CAROLINE: O look de um dia comum.
LUIZ CARLOS: Imagina o que você deve usar quando a ocasião é de gala.
CAROLINE: Dependendo da ocasião, nada. Mas me conta uma coisa: como é que você fez pra enganar os repórteres?
LUIZ CARLOS: Disse que a situação que você viveu te abalou profundamente e que vamos marcar uma coletiva de imprensa pra contar o que aconteceu quando você se sentisse devidamente preparada.
CAROLINE: Arrasou! Agora vamos pra casa. Eu quero colocar uma roupa preta e fazer uma visita.
LUIZ CARLOS: Pra quem, Caroline?
CAROLINE: Pra minha querida Thaís. Acho que eu merecia me despedir dela com mais dignidade.
LUIZ CARLOS: Caroline, você enfrentou um processo por causa dela. Não é possível que você seja tão sádica a ponto de...
CAROLINE: Fomos amigas, Luiz Carlos.

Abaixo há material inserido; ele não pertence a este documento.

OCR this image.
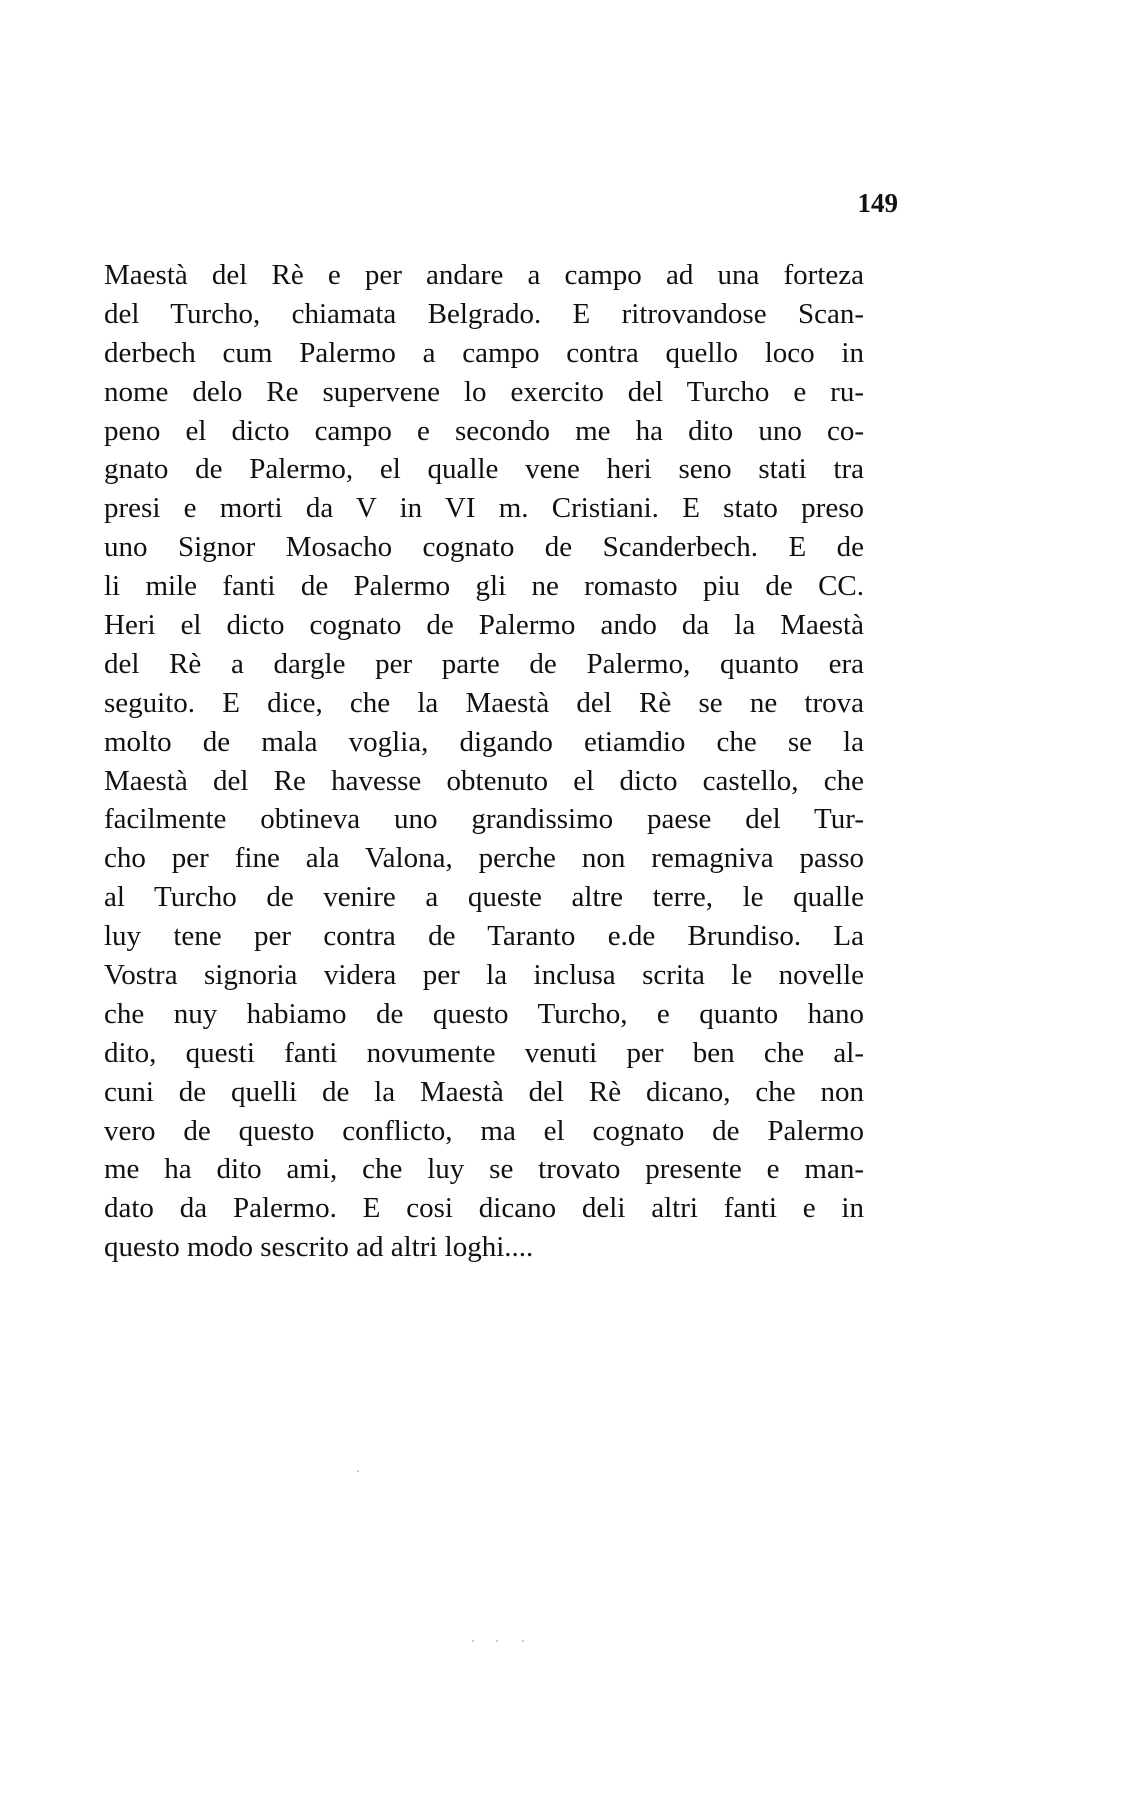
149
Maestà del Rè e per andare a campo ad una forteza
del Turcho, chiamata Belgrado. E ritrovandose Scan-
derbech cum Palermo a campo contra quello loco in
nome delo Re supervene lo exercito del Turcho e ru-
peno el dicto campo e secondo me ha dito uno co-
gnato de Palermo, el qualle vene heri seno stati tra
presi e morti da V in VI m. Cristiani. E stato preso
uno Signor Mosacho cognato de Scanderbech. E de
li mile fanti de Palermo gli ne romasto piu de CC.
Heri el dicto cognato de Palermo ando da la Maestà
del Rè a dargle per parte de Palermo, quanto era
seguito. E dice, che la Maestà del Rè se ne trova
molto de mala voglia, digando etiamdio che se la
Maestà del Re havesse obtenuto el dicto castello, che
facilmente obtineva uno grandissimo paese del Tur-
cho per fine ala Valona, perche non remagniva passo
al Turcho de venire a queste altre terre, le qualle
luy tene per contra de Taranto e.de Brundiso. La
Vostra signoria videra per la inclusa scrita le novelle
che nuy habiamo de questo Turcho, e quanto hano
dito, questi fanti novumente venuti per ben che al-
cuni de quelli de la Maestà del Rè dicano, che non
vero de questo conflicto, ma el cognato de Palermo
me ha dito ami, che luy se trovato presente e man-
dato da Palermo. E cosi dicano deli altri fanti e in
questo modo sescrito ad altri loghi....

Muito difícil ter que me despedir dela, mas é necessário.
LUIZ CARLOS: Então, vai ter que fazer isso longe do cemitério.
CAROLINE: Quer dizer o quê?
LUIZ CARLOS: A Thaís não morreu.
CAROLINE: Não?
LUIZ CARLOS: Se a gente puder chamar isso de sequela, o único problema que ela teve decorrente daquela queda de escada que você provocou foi uma unha do pé quebrada.
CAROLINE: Mesmo? Ah, então, me dá o endereço de onde aquela garota tá, que eu vou terminar aquilo que eu comecei!

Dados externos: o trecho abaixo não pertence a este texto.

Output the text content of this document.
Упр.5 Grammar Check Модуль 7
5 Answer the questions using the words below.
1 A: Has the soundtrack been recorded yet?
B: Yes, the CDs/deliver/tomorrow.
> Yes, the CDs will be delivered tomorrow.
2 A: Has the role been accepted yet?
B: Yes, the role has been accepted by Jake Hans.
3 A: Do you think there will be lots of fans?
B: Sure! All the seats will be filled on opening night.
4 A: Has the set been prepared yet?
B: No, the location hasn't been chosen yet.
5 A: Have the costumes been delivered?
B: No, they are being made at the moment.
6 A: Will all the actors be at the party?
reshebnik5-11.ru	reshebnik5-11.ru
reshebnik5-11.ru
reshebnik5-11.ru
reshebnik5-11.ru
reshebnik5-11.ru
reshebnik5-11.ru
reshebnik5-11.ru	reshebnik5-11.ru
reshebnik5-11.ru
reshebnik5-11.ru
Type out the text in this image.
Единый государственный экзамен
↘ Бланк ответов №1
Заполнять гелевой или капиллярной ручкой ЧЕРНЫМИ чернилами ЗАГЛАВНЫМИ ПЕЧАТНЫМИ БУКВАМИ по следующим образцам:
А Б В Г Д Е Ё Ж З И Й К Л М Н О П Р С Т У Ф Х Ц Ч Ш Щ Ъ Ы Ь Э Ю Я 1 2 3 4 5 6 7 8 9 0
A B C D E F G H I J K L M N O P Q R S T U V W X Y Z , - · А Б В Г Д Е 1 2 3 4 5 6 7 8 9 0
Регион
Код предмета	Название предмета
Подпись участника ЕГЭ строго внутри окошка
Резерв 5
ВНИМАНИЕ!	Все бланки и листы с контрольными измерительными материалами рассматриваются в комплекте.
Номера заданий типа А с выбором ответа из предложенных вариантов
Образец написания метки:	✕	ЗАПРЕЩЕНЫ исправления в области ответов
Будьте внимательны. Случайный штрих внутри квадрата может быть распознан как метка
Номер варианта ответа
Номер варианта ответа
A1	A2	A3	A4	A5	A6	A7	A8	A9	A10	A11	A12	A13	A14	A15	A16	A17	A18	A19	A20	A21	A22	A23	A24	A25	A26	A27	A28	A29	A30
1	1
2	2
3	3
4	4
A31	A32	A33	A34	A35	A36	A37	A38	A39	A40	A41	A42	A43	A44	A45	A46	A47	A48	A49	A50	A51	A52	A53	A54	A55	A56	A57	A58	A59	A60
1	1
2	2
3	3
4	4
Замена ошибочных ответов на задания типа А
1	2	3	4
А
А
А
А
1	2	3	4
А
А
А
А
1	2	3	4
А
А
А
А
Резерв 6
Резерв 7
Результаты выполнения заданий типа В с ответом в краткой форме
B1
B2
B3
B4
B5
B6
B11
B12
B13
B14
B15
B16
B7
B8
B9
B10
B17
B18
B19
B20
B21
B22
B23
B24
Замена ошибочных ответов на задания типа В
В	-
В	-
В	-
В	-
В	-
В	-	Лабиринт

LUIZ CARLOS: Você não vai chegar nem perto dela.
CAROLINE: Mas ela comeu a minha lasanha, não pode ficar assim!
LUIZ CARLOS: Caroline, escuta! Eu falei com o advogado que eu contratei pra você e descobri que a justiça só te liberou de maneira condicional, já que o laudo da psiquiatra foi inconclusivo.

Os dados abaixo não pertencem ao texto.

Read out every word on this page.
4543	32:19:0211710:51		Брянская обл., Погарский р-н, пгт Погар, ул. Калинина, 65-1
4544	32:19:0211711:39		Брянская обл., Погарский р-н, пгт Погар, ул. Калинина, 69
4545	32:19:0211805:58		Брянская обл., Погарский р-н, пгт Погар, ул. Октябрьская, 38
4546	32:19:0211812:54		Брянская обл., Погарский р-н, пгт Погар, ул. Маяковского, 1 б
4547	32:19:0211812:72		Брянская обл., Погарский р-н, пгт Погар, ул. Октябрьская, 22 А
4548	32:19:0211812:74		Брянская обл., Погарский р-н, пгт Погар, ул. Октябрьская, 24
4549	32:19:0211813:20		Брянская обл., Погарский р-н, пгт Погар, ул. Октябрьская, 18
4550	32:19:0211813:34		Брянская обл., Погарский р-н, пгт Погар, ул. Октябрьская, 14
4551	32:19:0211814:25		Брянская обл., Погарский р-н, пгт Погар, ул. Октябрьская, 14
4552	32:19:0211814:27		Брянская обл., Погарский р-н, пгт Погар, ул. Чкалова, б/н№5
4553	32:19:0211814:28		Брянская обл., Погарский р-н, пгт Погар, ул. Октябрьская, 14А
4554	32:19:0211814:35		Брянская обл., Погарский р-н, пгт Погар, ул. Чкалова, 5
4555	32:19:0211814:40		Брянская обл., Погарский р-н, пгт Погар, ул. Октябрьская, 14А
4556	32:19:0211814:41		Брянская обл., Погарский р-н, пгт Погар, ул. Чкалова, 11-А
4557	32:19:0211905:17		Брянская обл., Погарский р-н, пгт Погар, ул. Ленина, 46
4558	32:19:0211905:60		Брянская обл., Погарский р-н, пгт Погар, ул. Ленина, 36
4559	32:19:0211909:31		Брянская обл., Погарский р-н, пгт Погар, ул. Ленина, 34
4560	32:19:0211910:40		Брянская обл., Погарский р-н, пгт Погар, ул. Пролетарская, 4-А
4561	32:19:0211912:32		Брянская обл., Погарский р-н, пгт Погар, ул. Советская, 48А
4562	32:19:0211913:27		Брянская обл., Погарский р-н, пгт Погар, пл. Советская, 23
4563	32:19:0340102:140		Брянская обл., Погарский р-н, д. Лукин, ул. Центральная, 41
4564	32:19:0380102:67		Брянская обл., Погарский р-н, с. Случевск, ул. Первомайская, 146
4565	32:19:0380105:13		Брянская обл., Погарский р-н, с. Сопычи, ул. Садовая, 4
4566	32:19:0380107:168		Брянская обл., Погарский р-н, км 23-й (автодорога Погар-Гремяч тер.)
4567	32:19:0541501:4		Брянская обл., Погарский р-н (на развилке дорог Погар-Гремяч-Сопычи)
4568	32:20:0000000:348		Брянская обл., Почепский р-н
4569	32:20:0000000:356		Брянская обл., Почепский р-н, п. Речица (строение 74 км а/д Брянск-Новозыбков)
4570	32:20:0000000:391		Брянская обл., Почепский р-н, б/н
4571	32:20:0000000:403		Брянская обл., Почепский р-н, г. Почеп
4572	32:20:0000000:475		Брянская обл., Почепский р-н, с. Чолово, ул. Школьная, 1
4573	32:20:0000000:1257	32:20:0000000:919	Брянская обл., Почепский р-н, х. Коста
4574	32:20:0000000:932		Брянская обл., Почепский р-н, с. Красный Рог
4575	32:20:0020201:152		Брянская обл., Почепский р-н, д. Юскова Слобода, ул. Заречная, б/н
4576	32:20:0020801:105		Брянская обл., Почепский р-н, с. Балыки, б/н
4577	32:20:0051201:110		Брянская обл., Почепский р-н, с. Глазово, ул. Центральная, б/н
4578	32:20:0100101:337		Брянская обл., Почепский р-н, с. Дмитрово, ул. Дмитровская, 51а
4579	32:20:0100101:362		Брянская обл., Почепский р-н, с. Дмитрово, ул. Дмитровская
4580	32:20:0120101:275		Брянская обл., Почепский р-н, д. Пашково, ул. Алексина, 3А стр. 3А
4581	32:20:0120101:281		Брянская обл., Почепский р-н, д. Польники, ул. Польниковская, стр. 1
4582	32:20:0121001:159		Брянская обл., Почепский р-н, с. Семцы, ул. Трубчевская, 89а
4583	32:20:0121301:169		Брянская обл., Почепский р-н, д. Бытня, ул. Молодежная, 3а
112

CAROLINE: Também, né? Aquela louca...
LUIZ CARLOS: E isso também implica em alguns planos traçados pra você antes do incidente. Como a sua viagem pra Paris.
CAROLINE: O que tem ela? Tá de pé ainda, não tá?
LUIZ CARLOS: Enquanto você for processada, nem sonhe. Mas os editores da revista não abriram mão de você e resolveram fazer o ensaio assim mesmo. Só que a gente vai ter que improvisar.
CAROLINE: Já sei: vou posar num estúdio em chroma key, e o cenário de Paris vai ser reproduzido em computação gráfica, né?
LUIZ CARLOS: Um ponto turístico novo: Lixão da Muribeca.
CAROLINE: Mas o cachê continua o mesmo?
LUIZ CARLOS: Tanto ele quanto eu. Não vou te largar.
CAROLINE: Fazer o quê, né?
LUIZ CARLOS: O mesmo te pergunto eu: fazer o quê se você gosta de ser uma incógnita? Se nem a psiquiatra conseguiu, quem sou eu?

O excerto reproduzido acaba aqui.